A firestorm of criticism has erupted over the response to the chip flaws, which researchers at Google’s Project Zero discovered in 2016. Months passed before the problems were disclosed to the public. Further, the security patches released in recent days have been blamed for performance problems, including slowdowns in many systems. The fixes reportedly rendered a smaller number of systems unbootable.
Intel CEO Brian Krzanich on Thursday sent an open letter to the technology industry, pledging the company would make frequent updates and be more transparent about the process, and that it would report security issues to the public in a prompt manner.
Major tech companies, including Intel, Microsoft and Google, scrambled to calm the mood this week after a large number of computer users reported performance problems linked to security updates for the Spectre and Meltdown vulnerabilities.
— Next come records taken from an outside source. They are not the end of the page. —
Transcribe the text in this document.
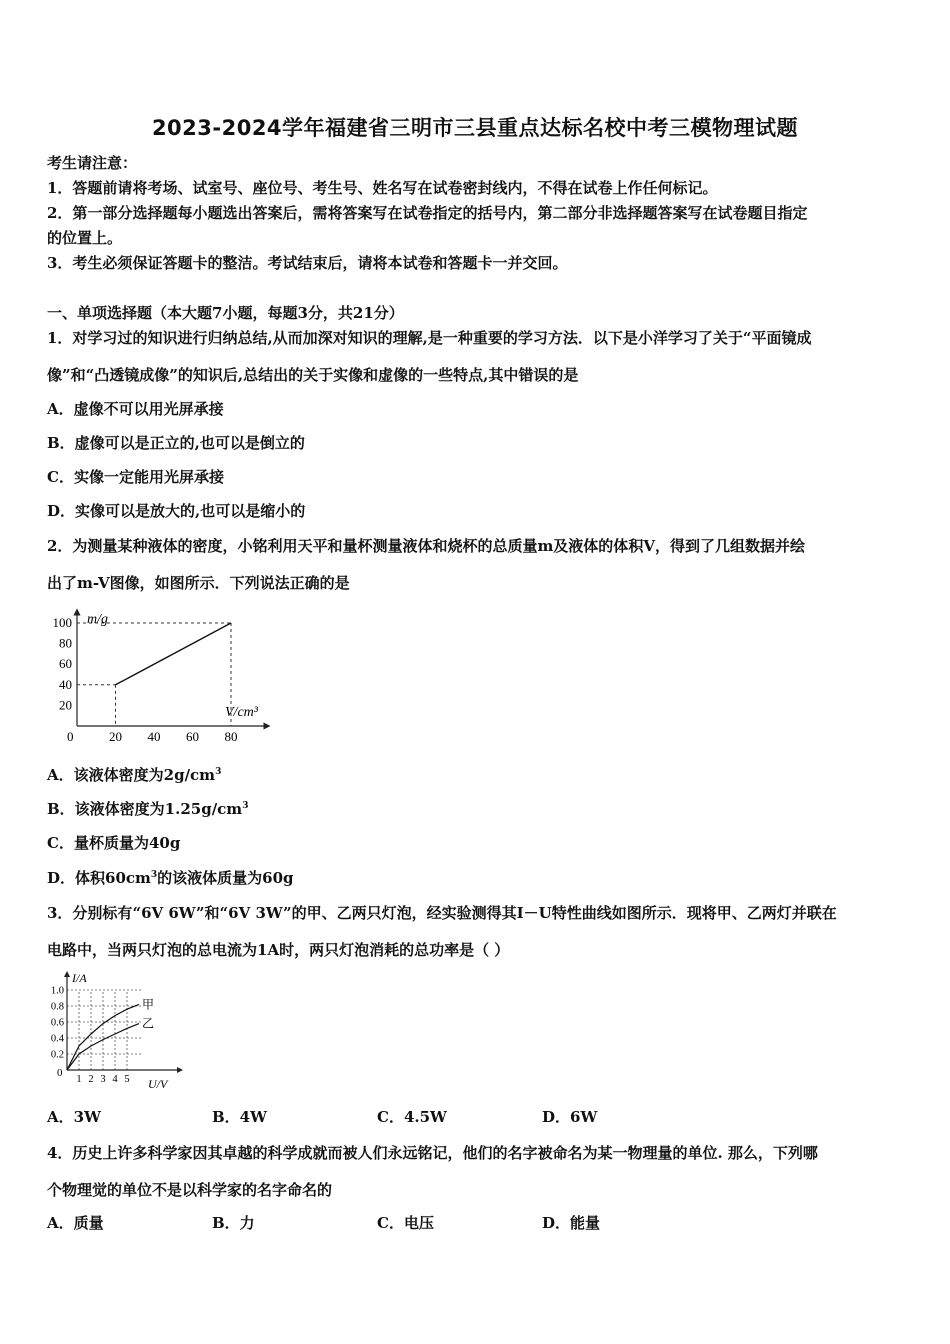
2023-2024学年福建省三明市三县重点达标名校中考三模物理试题
考生请注意：
1．答题前请将考场、试室号、座位号、考生号、姓名写在试卷密封线内，不得在试卷上作任何标记。
2．第一部分选择题每小题选出答案后，需将答案写在试卷指定的括号内，第二部分非选择题答案写在试卷题目指定
的位置上。
3．考生必须保证答题卡的整洁。考试结束后，请将本试卷和答题卡一并交回。
一、单项选择题（本大题7小题，每题3分，共21分）
1．对学习过的知识进行归纳总结,从而加深对知识的理解,是一种重要的学习方法．以下是小洋学习了关于“平面镜成
像”和“凸透镜成像”的知识后,总结出的关于实像和虚像的一些特点,其中错误的是
A．虚像不可以用光屏承接
B．虚像可以是正立的,也可以是倒立的
C．实像一定能用光屏承接
D．实像可以是放大的,也可以是缩小的
2．为测量某种液体的密度，小铭利用天平和量杯测量液体和烧杯的总质量m及液体的体积V，得到了几组数据并绘
出了m-V图像，如图所示．下列说法正确的是
20
40
60
80
100
20 40 60 80
0
m/g
V/cm³
A．该液体密度为$2g/cm^3$
B．该液体密度为$1.25g/cm^3$
C．量杯质量为40g
D．体积$60cm^3$的该液体质量为60g
3．分别标有“6V 6W”和“6V 3W”的甲、乙两只灯泡，经实验测得其I－U特性曲线如图所示．现将甲、乙两灯并联在
电路中，当两只灯泡的总电流为1A时，两只灯泡消耗的总功率是（ ）
0.2
0.4
0.6
0.8
1.0
1 2 3 4 5
甲
乙
0
I/A
U/V
A．3W	B．4W	C．4.5W	D．6W
4．历史上许多科学家因其卓越的科学成就而被人们永远铭记，他们的名字被命名为某一物理量的单位. 那么，下列哪
个物理觉的单位不是以科学家的名字命名的
A．质量	B．力	C．电压	D．能量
Intel released numerous statements after the vulnerabilities were made public, and it shot down reports that its chips were the only ones at risk
The flaw could allow a nonprivileged user to access passwords or secret keys on a computer or a multitenant cloud server, explained Stratechery analyst Ben Thompson in a post Myerson referenced.
Performance Over Prudence
The Meltdown and Spectre vulnerabilities require adjustment to critical, low-level interfaces in affected operating systems,” said Mark Nunnikhoven, vice president of cloud security at Trend Micro.
Still, there have been problems in some cases, Nunnikhoven said, noting that Microsoft and AMD have been pointing fingers at one another following reports of computers slowing down or in some cases not booting.
Microsoft has suspended automatic updates and is working with AMD on a solution, it said in a security bulletin.